I think you're right about that BS turn too..., i ride up the wall easily on the heel edge, but as I unweight the board, I have this tendency to wanna look 'down' the pipe, which doesn't let me get the full rotation. That, coupled with the fact that riding DOWN the wall on the toe edge scares me a bit.

Even when turning 180s and attempting 360s, I'm WAY more comfortable turning FS.... yeah, FS


----------



## kri$han (Feb 24, 2007)

oneplankawanka said:


> shred the gnarwal!!! and remember to SMILE while yer doing it..:laugh::laugh:


I wish everyone felt this way...lol. As an 'older' n00b in the park, I always get funny looks from the kids in there like "hey, you're old enough, you should be good at this by now"

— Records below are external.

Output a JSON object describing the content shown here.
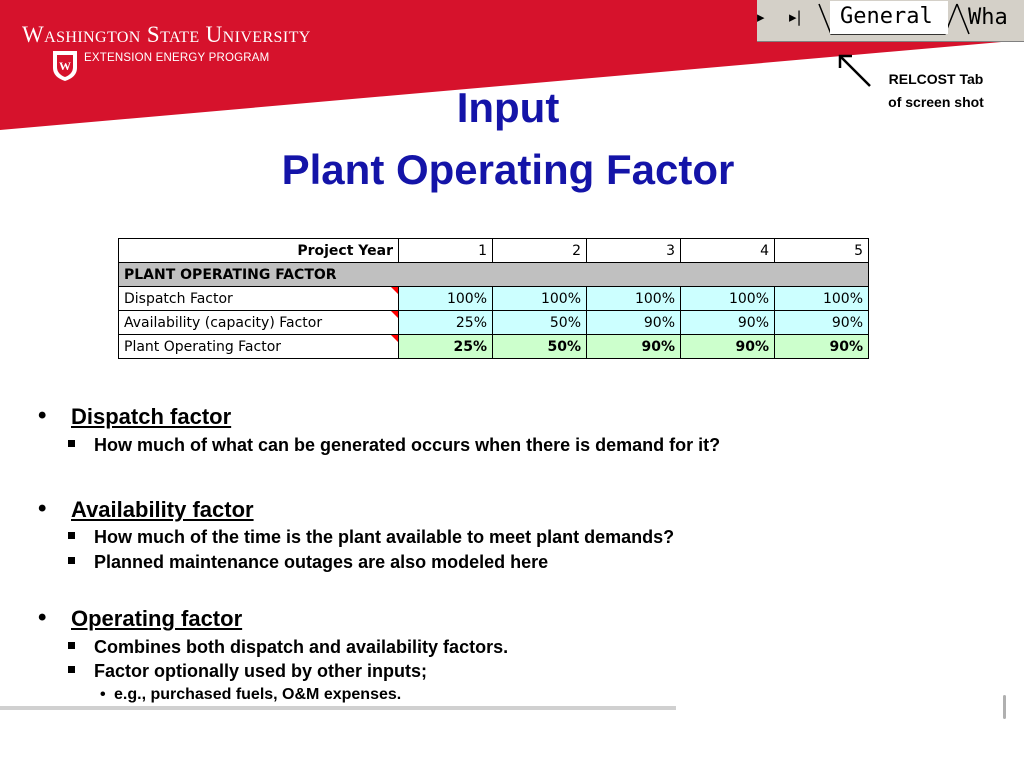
{
  "header": {
    "university": "Washington State University",
    "program": "EXTENSION ENERGY PROGRAM"
  },
  "tabs": {
    "active": "General",
    "next": "Wha"
  },
  "callout": {
    "line1": "RELCOST Tab",
    "line2": "of screen shot"
  },
  "title": {
    "line1": "Input",
    "line2": "Plant Operating Factor"
  },
  "table": {
    "header_label": "Project Year",
    "years": [
      "1",
      "2",
      "3",
      "4",
      "5"
    ],
    "section": "PLANT OPERATING FACTOR",
    "rows": [
      {
        "label": "Dispatch Factor",
        "values": [
          "100%",
          "100%",
          "100%",
          "100%",
          "100%"
        ]
      },
      {
        "label": "Availability (capacity) Factor",
        "values": [
          "25%",
          "50%",
          "90%",
          "90%",
          "90%"
        ]
      },
      {
        "label": "Plant Operating Factor",
        "values": [
          "25%",
          "50%",
          "90%",
          "90%",
          "90%"
        ]
      }
    ]
  },
  "bullets": [
    {
      "title": "Dispatch factor",
      "subs": [
        "How much of what can be generated occurs when there is demand for it?"
      ]
    },
    {
      "title": "Availability factor",
      "subs": [
        "How much of the time is the plant available to meet plant demands?",
        "Planned maintenance outages are also modeled here"
      ]
    },
    {
      "title": "Operating factor",
      "subs": [
        "Combines both dispatch and availability factors.",
        "Factor optionally used by other inputs;"
      ],
      "subsub": "e.g., purchased fuels, O&M expenses."
    }
  ],
  "colors": {
    "banner_red": "#d6122c",
    "title_blue": "#1414a8",
    "cell_cyan": "#ccffff",
    "cell_green": "#ccffcc",
    "section_gray": "#c0c0c0"
  }
}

Could all be in my head, though...


----------



## kri$han (Feb 24, 2007)

Good call, man!.. you're right, although not going as steep tends to build more speed, its still way easier...

thanks...


----------



## romesaz (Nov 21, 2007)

kri$han said:


> You do make valid points, but allow me to step in as a pipe noob, to anyone that wants to get in the pipe.
> 
> I can make confident, proper turns, high speed, utilising board flex (not rear-foot rudder steering), or I can board slide turn like everyone else. I can 'hop' turn, and 'hop' to switch and ride an edge very well... it was once I had all these things down that I decided to try the pipe.
> 
> ............


hoooold on... the pipe at Blue actually OPENED? Not that I've the skill for it, but I didn't see it open ONCE last season :\. Which was very appealing since there was nothing but tons of snow in it, and I wanted to just bomb down the flats


----------



## squishydonut (Nov 13, 2007)

excellent thread, one of a few recently. :thumbsup:


----------